Passport and visa
In order to enter Hungary, you will need a valid passport. Your passport must be valid for at least 6 months beyond your planned return date to the U.S.
Hungary belongs to the Schengen Area (Europe’s passport free travel area) where U.S. citizens do not need a visa for a stay of less than 90 days. As your stay will be longer than 90 days, however, you should either apply for a visa from a Hungarian Embassy or Consulate (application may be submitted in person in Washington, DC; New York, NY, Chicago or Los Angeles, CA), or if you cannot travel to one of the locations or have other circumstances that prevent you from applying in person for the visa, you may apply for a residence permit upon arrival to Hungary.
In the latter case, as the residence permit will not have been issued prior to your travel, we recommend that you have a modifiable return ticket with a return date that is within 90 days of your initial arrival, as that information may be requested from you during the entry procedure into the Schengen Area or at your departure airport in the U.S.
For our Summer Term participants who do not intend to stay in Hungary for longer than 90 days, no visa will be required as long as their citizenship allows them to enter Hungary without a tourist visa (such as EU and US citizens).

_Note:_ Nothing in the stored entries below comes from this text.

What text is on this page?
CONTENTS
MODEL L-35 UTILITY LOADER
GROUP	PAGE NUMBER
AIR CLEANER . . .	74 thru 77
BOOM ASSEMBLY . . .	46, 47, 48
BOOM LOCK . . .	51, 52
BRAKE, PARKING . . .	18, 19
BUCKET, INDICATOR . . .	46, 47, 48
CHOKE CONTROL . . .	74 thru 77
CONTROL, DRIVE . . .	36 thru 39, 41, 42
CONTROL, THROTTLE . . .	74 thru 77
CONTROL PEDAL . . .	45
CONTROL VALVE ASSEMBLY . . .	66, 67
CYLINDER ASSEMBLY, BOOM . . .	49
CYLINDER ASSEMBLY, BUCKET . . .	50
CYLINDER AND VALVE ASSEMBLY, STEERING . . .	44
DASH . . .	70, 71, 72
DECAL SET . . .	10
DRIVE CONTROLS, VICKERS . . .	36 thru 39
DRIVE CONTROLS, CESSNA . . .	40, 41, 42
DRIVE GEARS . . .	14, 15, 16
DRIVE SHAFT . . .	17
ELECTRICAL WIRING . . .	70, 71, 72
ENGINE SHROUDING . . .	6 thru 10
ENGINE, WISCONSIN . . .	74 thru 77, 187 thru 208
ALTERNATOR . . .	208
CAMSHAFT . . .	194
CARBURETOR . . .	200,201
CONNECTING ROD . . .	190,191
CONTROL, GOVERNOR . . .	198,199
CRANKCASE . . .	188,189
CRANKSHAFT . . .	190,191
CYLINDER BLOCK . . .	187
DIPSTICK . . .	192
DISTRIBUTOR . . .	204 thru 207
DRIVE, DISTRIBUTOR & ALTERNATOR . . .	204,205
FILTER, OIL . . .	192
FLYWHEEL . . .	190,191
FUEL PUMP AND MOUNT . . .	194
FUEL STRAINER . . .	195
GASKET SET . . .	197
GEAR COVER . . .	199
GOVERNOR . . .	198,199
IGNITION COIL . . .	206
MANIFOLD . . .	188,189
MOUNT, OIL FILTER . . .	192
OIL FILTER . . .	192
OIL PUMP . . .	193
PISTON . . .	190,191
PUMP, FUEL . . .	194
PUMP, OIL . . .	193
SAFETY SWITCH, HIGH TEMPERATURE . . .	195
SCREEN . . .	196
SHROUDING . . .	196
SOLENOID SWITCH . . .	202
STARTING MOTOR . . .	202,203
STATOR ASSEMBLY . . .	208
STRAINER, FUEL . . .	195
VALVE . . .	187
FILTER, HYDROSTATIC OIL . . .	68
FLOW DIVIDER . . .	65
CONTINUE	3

If you are a non-North American citizen, please check with your home country consulate and the Hungarian Consulate General's Office about special documentation requirements before departure.
If you need further assistance, you can always contact the AIT Budapest Office.
You may make travel arrangements through any experienced travel agent. Each of the agencies listed below has had experience arranging travel to Hungary for North-American students:
You should be aware that the cost of a flight to Budapest can vary as much as several hundreds of dollars from one travel agency to another or "on-line". Shopping around to compare prices is a good idea.
When making your travel plans please bear in mind that prior the semester we are organizing an orientation period with useful academic and non-academic information. This is also the period of registration and visiting the Immigration Office for residential permits.
Due to jet lag, you might be very tired during the first few days. Therefore, we recommend you to arrive in Budapest one or two days prior to the beginning of your studies.
Recent changes in immigration regulation require every student in the Hungarian higher education system to obtain health insurance from a Hungary-based insurer. To meet these requirements all international students will be enrolled in and billed for the AIT-sponsored insurance plan. The price of the insurance policy is 41,700 HUF (approximately $150) for one semester.
On orientation day you will be taken to a health care center which provides a 24/7 emergency telephone helpline and English speaking doctors and nurses. Should you have any health problems during your stay, you will be able to turn to them.
Things to take along
Don't forget your passport, visa, airline ticket, a major credit or debit card, and a sufficient amount of money in cash to cover immediate expenses upon arrival. A dozen extra passport-type photos may come in handy. We recommend that you carry important names and telephone numbers (such as AIT staff phone numbers and campus address) with you in your carry-on luggage.
It is important that you bring an ample supply of any medicine you frequently use. Take shoes and clothes appropriate for all seasons. Apartments come completely furnished with such things as furniture, sheets, towels, kitchenware, etc. Clothes dryers are not used in Hungary.
While traveling, keep your passport, cash, and a week's supply of any vital medication in your carry-on luggage. Although unlikely, it may happen that checked baggage is put on the wrong plane. At check-in time, make certain your baggage is labeled inside and out with your final destination: AIT-Budapest, Záhony u. 7., Budapest, 1031, Hungary.
The voltage used in continental Europe is 220 V. This renders most American appliances useless unless they are convertible, battery-operated, or you have an adapter. Note that the outlet geometry is also different. For battery-operated devices, it may be advisable to take a set of spare batteries along for the trip. Sometimes, it may be difficult to get the right size battery.